Enterprise Sentiment Analysis System
BERT + Spark NLP | Scalable Real-Time Analysis
Project Overview
Problem Statement
Enterprises receive millions of customer interactions daily across channels. Manual sentiment analysis cannot scale. This system uses fine-tuned BERT models with Spark NLP for distributed processing to analyze sentiment across emails, reviews, social media, and support tickets in real-time.
Objectives
- Fine-tune BERT for multi-class sentiment (positive, negative, neutral, mixed)
- Build scalable processing pipeline with Spark NLP
- Implement aspect-based sentiment analysis
- Deploy with real-time and batch inference modes
- Create dashboards for sentiment trend monitoring
| Component | Technology |
|---|---|
| Sentiment Model | BERT / RoBERTa (fine-tuned) |
| Scalable Processing | Spark NLP |
| API Framework | FastAPI + Triton Inference Server |
| Stream Processing | Apache Kafka + Flink |
| Data Storage | Elasticsearch + PostgreSQL |
| Dashboard | Grafana + Kibana |
| Monitoring | Prometheus + ELK Stack |
Architecture Diagram
+-------------------------------------------------------------------+
| Enterprise Sentiment Analysis Architecture |
+-------------------------------------------------------------------+
| +--------------+ +--------------+ +------------------+ |
| | Data Sources |--->| Kafka |--->| Spark NLP | |
| | (Multi-chan) | | Stream | | Pre-processing | |
| +--------------+ +--------------+ +--------+---------+ |
| | |
| v |
| +--------------+ +--------------+ +------------------+ |
| | Sentiment |<---| Triton |<---| BERT Model | |
| | Results | | Inference | | (Fine-tuned) | |
+--------------+ +--------------+ +------------------+ |
| | | |
| v v |
| +--------------+ +--------------+ +------------------+ |
| | Real-time | | Aspect | | Trend | |
| | Dashboard | | Analysis | | Monitoring | |
| +--------------+ +--------------+ +------------------+ |
+-------------------------------------------------------------------+
Step-by-Step Implementation
Step 1: Environment Setup
mkdir sentiment-system && cd sentiment-system
pip install transformers datasets torch spark-nlp
pip install fastapi uvicorn kafka-python elasticsearch
pip install scikit-learn mlflow prometheus-client
pip install pyspark
Step 2: BERT Fine-Tuning for Sentiment
Fine-tune BERT for multi-class sentiment classification on enterprise data.

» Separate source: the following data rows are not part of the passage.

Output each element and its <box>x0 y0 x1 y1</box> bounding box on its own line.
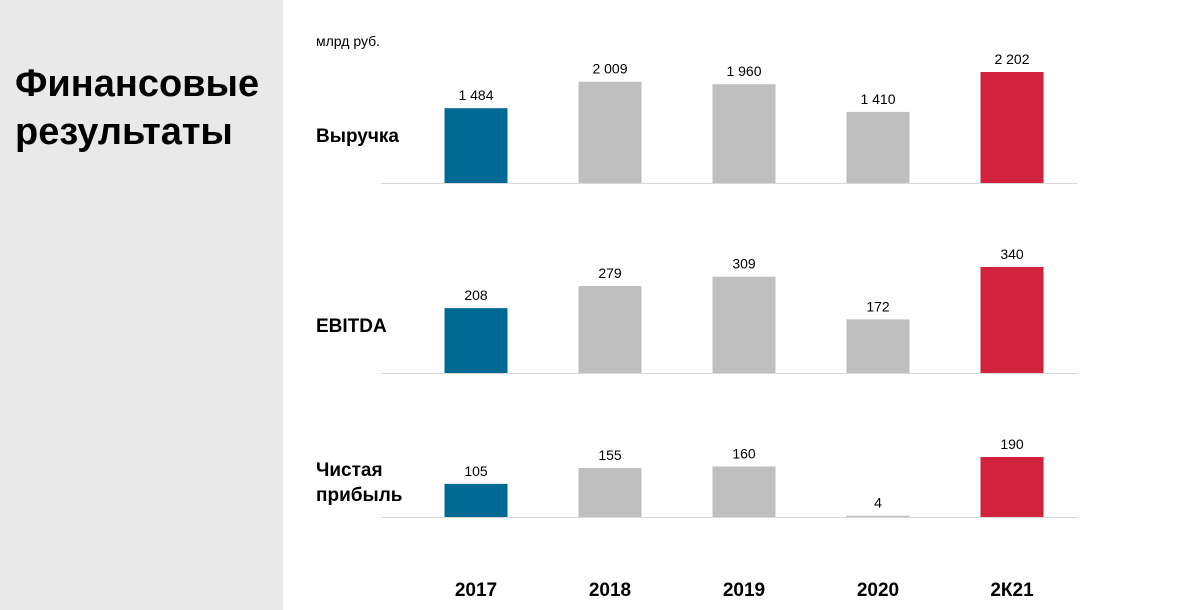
year-label-2020: 2020 <box>856 580 900 601</box>
year-label-2k21: 2К21 <box>990 580 1034 601</box>
left-panel: Финансовые результаты <box>0 0 283 610</box>
row-label-revenue: Выручка <box>316 126 399 147</box>
net-profit-value-label-2019: 160 <box>732 445 756 461</box>
year-label-2017: 2017 <box>454 580 498 601</box>
net-profit-value-label-2017: 105 <box>464 463 488 479</box>
net-profit-bar-2018 <box>578 468 642 517</box>
ebitda-bar-2020 <box>846 319 910 373</box>
page-title: Финансовые результаты <box>15 63 260 153</box>
net-profit-bar-2К21 <box>980 457 1044 517</box>
net-profit-value-label-2020: 4 <box>874 495 882 511</box>
row-label-ebitda: EBITDA <box>316 316 387 337</box>
row-label-net-profit: Чистая прибыль <box>316 460 403 506</box>
revenue-value-label-2020: 1 410 <box>860 91 895 107</box>
ebitda-bar-2019 <box>712 276 776 373</box>
revenue-value-label-2К21: 2 202 <box>994 51 1029 67</box>
revenue-bar-2019 <box>712 84 776 183</box>
ebitda-bar-2018 <box>578 286 642 373</box>
revenue-bar-2К21 <box>980 72 1044 183</box>
ebitda-value-label-2020: 172 <box>866 298 890 314</box>
net-profit-bar-2020 <box>846 515 910 517</box>
ebitda-value-label-2017: 208 <box>464 287 488 303</box>
net-profit-value-label-2К21: 190 <box>1000 436 1024 452</box>
revenue-value-label-2018: 2 009 <box>592 61 627 77</box>
ebitda-bar-2017 <box>444 308 508 373</box>
ebitda-bar-2К21 <box>980 267 1044 373</box>
ebitda-value-label-2К21: 340 <box>1000 246 1024 262</box>
revenue-bar-2017 <box>444 108 508 183</box>
revenue-value-label-2019: 1 960 <box>726 63 761 79</box>
year-label-2019: 2019 <box>722 580 766 601</box>
revenue-bar-2020 <box>846 111 910 183</box>
unit-label: млрд руб. <box>316 33 381 49</box>
revenue-value-label-2017: 1 484 <box>458 87 493 103</box>
ebitda-value-label-2018: 279 <box>598 265 622 281</box>
revenue-bar-2018 <box>578 81 642 183</box>
year-label-2018: 2018 <box>588 580 632 601</box>
net-profit-bar-2017 <box>444 483 508 517</box>
net-profit-value-label-2018: 155 <box>598 447 622 463</box>
net-profit-bar-2019 <box>712 466 776 517</box>
ebitda-value-label-2019: 309 <box>732 256 756 272</box>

# src/models/train_sentiment.py
import torch
from torch.utils.data import Dataset, DataLoader
from transformers import (
BertTokenizer, BertForSequenceClassification,
AdamW, get_linear_schedule_with_warmup
)
from sklearn.metrics import classification_report, confusion_matrix
from typing import List, Dict, Tuple
import mlflow
import numpy as np
class SentimentDataset(Dataset):
LABEL_MAP = {"negative": 0, "neutral": 1, "positive": 2, "mixed": 3}
def __init__(self, texts: List[str], labels: List[str], tokenizer, max_len: int = 128):
self.texts = texts
self.labels = [self.LABEL_MAP[l] for l in labels]

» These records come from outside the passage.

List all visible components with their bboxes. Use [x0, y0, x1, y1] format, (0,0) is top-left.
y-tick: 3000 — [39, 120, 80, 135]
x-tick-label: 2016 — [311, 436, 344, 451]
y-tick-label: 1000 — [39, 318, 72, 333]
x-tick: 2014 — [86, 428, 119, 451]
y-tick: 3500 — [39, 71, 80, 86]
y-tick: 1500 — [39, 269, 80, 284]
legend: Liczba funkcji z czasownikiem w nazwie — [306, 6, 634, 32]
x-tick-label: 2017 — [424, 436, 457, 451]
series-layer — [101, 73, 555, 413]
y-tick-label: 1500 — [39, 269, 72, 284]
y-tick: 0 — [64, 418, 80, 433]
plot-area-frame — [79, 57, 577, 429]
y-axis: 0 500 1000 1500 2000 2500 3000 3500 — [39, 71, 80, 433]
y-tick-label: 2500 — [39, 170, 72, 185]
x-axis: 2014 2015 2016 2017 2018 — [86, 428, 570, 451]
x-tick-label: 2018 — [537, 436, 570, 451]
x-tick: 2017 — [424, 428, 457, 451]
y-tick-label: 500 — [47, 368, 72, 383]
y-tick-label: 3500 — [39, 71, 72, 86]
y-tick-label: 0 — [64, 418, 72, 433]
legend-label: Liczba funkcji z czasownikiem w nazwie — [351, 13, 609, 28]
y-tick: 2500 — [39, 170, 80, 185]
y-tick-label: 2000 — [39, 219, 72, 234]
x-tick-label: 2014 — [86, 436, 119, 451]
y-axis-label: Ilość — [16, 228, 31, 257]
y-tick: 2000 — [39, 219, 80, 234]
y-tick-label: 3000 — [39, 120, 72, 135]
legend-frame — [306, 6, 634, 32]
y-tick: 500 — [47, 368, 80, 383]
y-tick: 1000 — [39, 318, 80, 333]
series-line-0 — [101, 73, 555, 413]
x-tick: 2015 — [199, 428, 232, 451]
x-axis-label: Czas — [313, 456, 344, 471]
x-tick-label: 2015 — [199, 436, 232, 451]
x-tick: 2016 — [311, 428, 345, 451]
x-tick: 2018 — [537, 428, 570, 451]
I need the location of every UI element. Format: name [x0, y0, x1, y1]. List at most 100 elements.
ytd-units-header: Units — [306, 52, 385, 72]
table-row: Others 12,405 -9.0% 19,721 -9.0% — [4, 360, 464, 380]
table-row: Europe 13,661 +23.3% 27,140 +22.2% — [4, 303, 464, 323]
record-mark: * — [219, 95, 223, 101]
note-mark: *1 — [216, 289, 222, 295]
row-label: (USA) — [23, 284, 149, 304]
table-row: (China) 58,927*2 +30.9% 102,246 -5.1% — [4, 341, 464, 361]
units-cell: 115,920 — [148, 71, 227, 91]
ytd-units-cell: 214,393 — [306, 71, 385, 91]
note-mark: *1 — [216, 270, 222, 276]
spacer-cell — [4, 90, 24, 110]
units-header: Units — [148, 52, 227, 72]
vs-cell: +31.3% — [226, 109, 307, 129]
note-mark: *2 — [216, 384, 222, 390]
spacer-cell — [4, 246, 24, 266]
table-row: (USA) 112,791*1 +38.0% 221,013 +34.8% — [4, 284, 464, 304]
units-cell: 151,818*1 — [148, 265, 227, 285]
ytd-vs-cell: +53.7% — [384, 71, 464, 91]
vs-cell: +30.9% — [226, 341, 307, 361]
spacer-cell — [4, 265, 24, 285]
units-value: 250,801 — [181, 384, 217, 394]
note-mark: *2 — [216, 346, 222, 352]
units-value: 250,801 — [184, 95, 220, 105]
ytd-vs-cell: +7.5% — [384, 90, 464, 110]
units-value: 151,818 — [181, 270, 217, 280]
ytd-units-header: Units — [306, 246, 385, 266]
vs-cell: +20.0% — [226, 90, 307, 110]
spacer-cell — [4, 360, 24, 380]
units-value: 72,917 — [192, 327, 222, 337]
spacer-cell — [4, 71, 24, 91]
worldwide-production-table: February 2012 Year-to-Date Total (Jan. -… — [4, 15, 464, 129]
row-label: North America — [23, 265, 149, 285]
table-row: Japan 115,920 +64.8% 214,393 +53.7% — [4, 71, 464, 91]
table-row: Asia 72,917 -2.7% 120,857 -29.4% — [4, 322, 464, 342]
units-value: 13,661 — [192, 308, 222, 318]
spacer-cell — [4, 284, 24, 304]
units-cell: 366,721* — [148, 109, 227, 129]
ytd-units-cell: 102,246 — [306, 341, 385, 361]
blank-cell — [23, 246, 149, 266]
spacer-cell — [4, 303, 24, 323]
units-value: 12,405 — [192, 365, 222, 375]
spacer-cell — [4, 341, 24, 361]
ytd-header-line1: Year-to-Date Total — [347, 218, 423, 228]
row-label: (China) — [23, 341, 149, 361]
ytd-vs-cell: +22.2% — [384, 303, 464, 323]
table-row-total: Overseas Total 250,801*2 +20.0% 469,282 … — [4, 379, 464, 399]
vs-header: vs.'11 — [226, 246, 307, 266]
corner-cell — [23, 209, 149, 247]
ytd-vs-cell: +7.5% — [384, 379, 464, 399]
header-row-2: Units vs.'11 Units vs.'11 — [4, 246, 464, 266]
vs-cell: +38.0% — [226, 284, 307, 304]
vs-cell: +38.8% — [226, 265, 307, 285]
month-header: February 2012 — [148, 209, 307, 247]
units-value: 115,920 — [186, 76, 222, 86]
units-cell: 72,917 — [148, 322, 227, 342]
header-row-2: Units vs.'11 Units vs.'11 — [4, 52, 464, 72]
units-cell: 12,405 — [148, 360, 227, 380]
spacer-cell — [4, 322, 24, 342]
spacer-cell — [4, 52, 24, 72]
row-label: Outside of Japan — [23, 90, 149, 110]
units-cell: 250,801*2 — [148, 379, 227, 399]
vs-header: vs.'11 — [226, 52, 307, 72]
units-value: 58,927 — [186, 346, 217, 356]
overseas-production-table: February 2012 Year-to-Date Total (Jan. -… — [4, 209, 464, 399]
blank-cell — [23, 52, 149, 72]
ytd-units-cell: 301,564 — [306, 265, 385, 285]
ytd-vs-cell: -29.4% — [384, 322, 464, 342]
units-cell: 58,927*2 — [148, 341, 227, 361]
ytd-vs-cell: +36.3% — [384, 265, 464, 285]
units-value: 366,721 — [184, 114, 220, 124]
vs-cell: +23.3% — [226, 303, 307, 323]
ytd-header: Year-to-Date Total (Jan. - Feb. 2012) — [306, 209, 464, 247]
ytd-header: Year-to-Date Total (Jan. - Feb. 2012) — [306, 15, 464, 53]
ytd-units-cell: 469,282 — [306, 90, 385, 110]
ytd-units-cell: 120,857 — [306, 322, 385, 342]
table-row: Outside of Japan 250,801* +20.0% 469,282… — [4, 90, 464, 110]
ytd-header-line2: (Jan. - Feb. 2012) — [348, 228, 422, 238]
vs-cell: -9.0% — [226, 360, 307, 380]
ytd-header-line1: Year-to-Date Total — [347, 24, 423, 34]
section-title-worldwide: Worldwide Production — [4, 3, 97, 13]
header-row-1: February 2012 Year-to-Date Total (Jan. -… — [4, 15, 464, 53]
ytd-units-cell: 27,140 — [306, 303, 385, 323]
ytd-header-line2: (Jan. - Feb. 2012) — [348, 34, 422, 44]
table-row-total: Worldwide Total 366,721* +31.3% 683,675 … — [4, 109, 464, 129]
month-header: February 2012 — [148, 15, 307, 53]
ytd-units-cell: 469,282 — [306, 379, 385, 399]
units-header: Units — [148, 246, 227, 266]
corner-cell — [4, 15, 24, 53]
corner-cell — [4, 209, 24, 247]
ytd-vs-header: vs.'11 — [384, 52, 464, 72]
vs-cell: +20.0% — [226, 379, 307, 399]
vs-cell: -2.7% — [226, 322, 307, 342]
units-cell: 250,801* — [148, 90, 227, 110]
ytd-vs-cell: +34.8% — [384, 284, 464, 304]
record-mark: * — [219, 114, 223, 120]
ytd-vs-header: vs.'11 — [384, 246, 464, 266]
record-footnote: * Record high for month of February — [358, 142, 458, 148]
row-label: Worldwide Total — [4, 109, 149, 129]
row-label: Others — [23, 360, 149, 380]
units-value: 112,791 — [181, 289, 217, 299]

self.tokenizer = tokenizer
self.max_len = max_len
def __len__(self):
return len(self.texts)
def __getitem__(self, idx):
encoding = self.tokenizer(
self.texts[idx],
max_length=self.max_len,
padding="max_length",
truncation=True,
return_tensors="pt",
)
return {
"input_ids": encoding["input_ids"].squeeze(),
"attention_mask": encoding["attention_mask"].squeeze(),
"labels": torch.tensor(self.labels[idx], dtype=torch.long),
}
class SentimentTrainer:
def __init__(self, model_name: str = "bert-base-uncased", num_labels: int = 4):
self.tokenizer = BertTokenizer.from_pretrained(model_name)
self.model = BertForSequenceClassification.from_pretrained(
model_name, num_labels=num_labels
)
self.device = torch.device("cuda" if torch.cuda.is_available() else "cpu")
self.model.to(self.device)
def train(
self, train_texts, train_labels, eval_texts, eval_labels,
epochs: int = 5, batch_size: int = 32, learning_rate: float = 2e-5
):
train_dataset = SentimentDataset(train_texts, train_labels, self.tokenizer)
eval_dataset = SentimentDataset(eval_texts, eval_labels, self.tokenizer)
train_loader = DataLoader(train_dataset, batch_size=batch_size, shuffle=True)
eval_loader = DataLoader(eval_dataset, batch_size=batch_size)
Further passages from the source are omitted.